At some point this week Sachin Tendulkar will have walked off a cricket pitch after having played his last game ever for the Indian national team. Seldom has the retirement of a sportsperson evoked such international appraisal, analysis, and whimsical reminiscing. From Boston to Brisbane, in countries with Indian communities and those without, Sachin Tendulkar’s retirement has made headlines.
Indeed, there is no doubting the man’s greatness: he is the greatest Indian sportsperson of all time, one of the greatest players in cricketing history, and quite possibly one of the greatest Indians ever, period. What is perhaps harder to pin down is what makes him so great: Technique? Talent? Work rate? Longevity? Consistency? An ability to soak up infinite pressure? His ambassadorship? Or his ability to combine all this with a certain detached dignity?
The riddle of Tendulkar’s greatness will perhaps be his final gift to the cricket writing world, nourishing careers long after his has ended. Except there is one more gift, perhaps, the Little Master leaves the Indian public with: a chance to enjoy Indian cricket with newfound freedom.
Tendulkar’s career has always been the game within the game of Indian cricket—an inevitable sideshow that often overshadowed the main event. In one way or the other Tendulkar has loomed over every single match featuring an Indian side for most of the last 2 1/2 decades.
Throughout the 90s, when Tendulkar was at his dominating best, there were two phases to an Indian cricket match: when Tendulkar was batting—and the rest of the match when he wasn’t. For all practical purposes, these were two separate matches with two distinct viewing audiences. It was not uncommon for many Indian cricket fans—most definitely myself—to ask “How much did Sachin score?” before asking “Did India win?” A sub-optimal Tendulkar performance—anything less than, say, 120 runs in 70 balls—could often curtail the delights of a good Indian win.
Many cricket fans, writers, and bloggers romanticize this phase of the “dual allegiance.” First God and then country.
Later in his career, as Tendulkar began to scale back his commitments to shorter formats, this game within the game changed. It then became a series of questions and comparisons and scenarios. They went something like:
Is Sehwag the new Tendulkar?
Is Kohli the new Tendulkar?
What would Tendulkar have done?
What did Sachin do in the same situation in 1996 in Durban?
Is this even better than the Desert Storm innings?
Who does that shot remind you of?
Why can’t he be humble and dignified like Sachin?
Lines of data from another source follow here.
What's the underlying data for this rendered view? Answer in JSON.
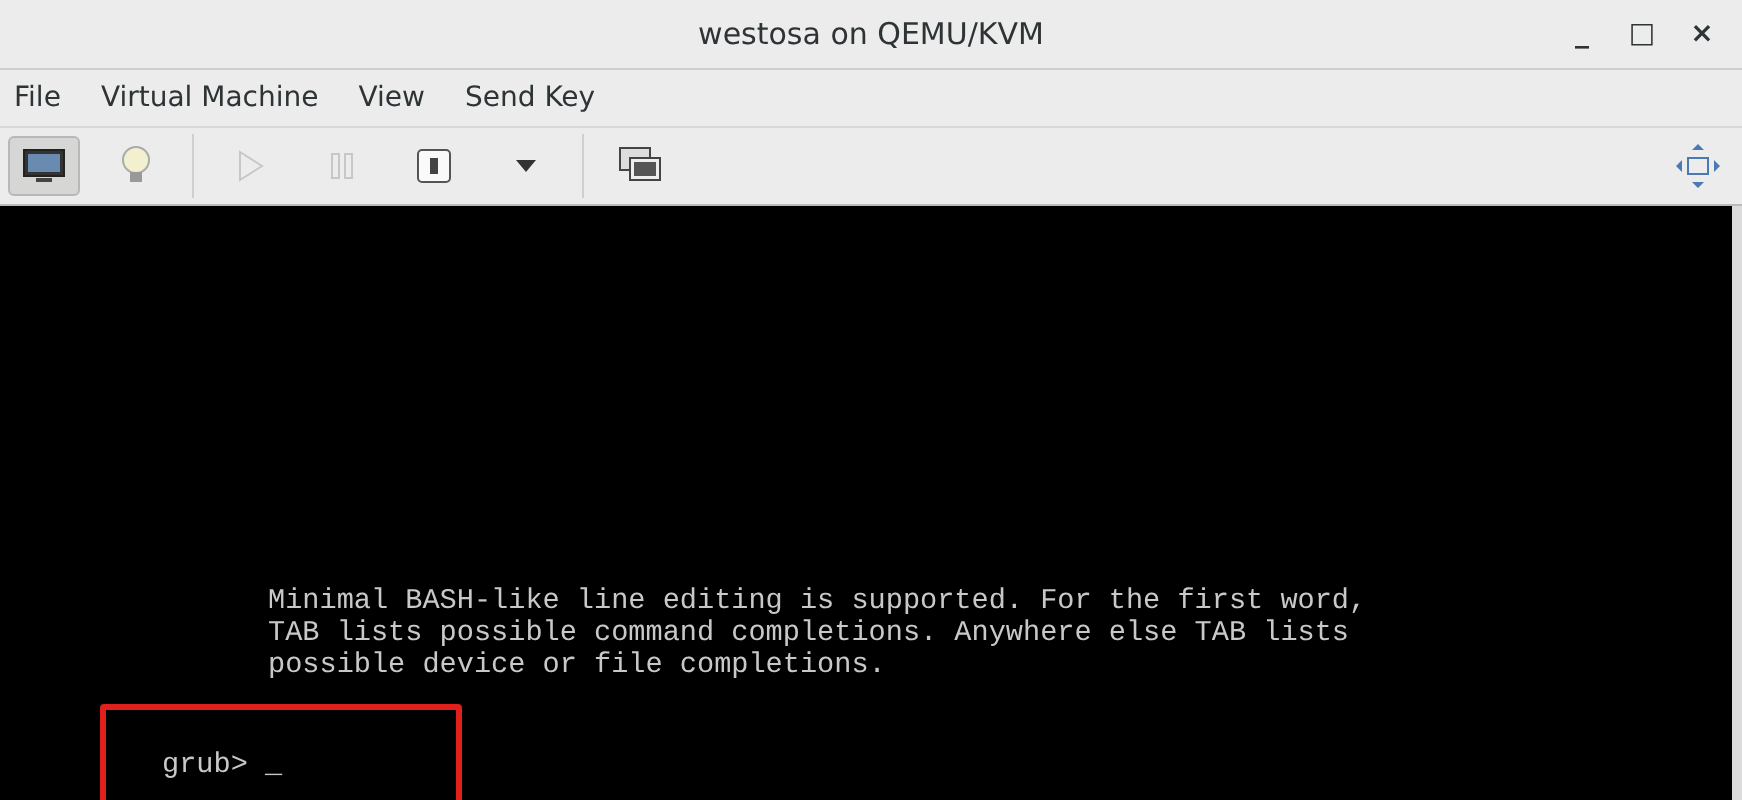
{
  "window": {
    "title": "westosa on QEMU/KVM",
    "controls": [
      "_",
      "□",
      "×"
    ]
  },
  "menu": [
    "File",
    "Virtual Machine",
    "View",
    "Send Key"
  ],
  "toolbar": [
    {
      "kind": "monitor",
      "selected": true,
      "disabled": false
    },
    {
      "kind": "bulb",
      "selected": false,
      "disabled": false
    },
    {
      "kind": "sep"
    },
    {
      "kind": "play",
      "selected": false,
      "disabled": true
    },
    {
      "kind": "pause",
      "selected": false,
      "disabled": true
    },
    {
      "kind": "power",
      "selected": false,
      "disabled": false
    },
    {
      "kind": "caret",
      "selected": false,
      "disabled": false
    },
    {
      "kind": "sep"
    },
    {
      "kind": "screens",
      "selected": false,
      "disabled": false
    },
    {
      "kind": "spacer"
    },
    {
      "kind": "fullscreen",
      "selected": false,
      "disabled": false
    }
  ],
  "console": {
    "lines": [
      "Minimal BASH-like line editing is supported. For the first word,",
      "TAB lists possible command completions. Anywhere else TAB lists",
      "possible device or file completions."
    ],
    "prompt": "grub> _",
    "highlighted": true
  }
}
Is this the buffoon who will replace Tendulkar in the side?
Like all great men who have dominated their field, Tendulkar cast long, ominous shadows even when his sun was nowhere on the horizon. Both phases—first “dual allegiance” and “What Would Sachin Do?”—added on a parallel track of analysis that was not always necessary. Why must a great team triumph be partially judged on an individual’s performance? How does it matter if someone is as good or as dignified as Sachin Tendulkar was? How reasonable is it to compare every Indian batsman to this god amongst men? Even in recent years as Tendulkar has figured less and less in India’s cricketing triumphs, these questions persist. He is the benchmark against which everything is measured.
In a few days time this game within a game will abruptly end. The most dominant variable will be yanked out from the messy polynomial equations of Indian cricket. And Indian cricket will completely return to its mortal coils after 24 years of flirting with the divine. What a wonderful thing.
Social networks are awash with Indian cricket fans saying that after Sachin there is no point in watching cricket any more. That the beauty has gone out of the game for them. But I think Tendulkar’s departure signifies, in some ways, the rebirth of Indian cricket. It is conceivable that much greatness will emerge from the current and future crop of Indian cricketers. But none of them will come close to emulating Tendulkar’s stranglehold on the Indian cricketing mind. At least not for a generation or two.
In the meantime, many Indian cricket fans finally have the opportunity to enjoy the sport afresh. Without the baggage of divinity or perfection. It will not be easy. The questions and comparisons and benchmarks will persist a little. But they will go away. No longer will we have one individual making up for collective confusion. No longer will we have the game within making up for the game without. Those shadows will recede.
The immortal has stepped away from the pitch. Let the mortals of Indian cricket now shine. It won’t always be very pretty. But please keep watching.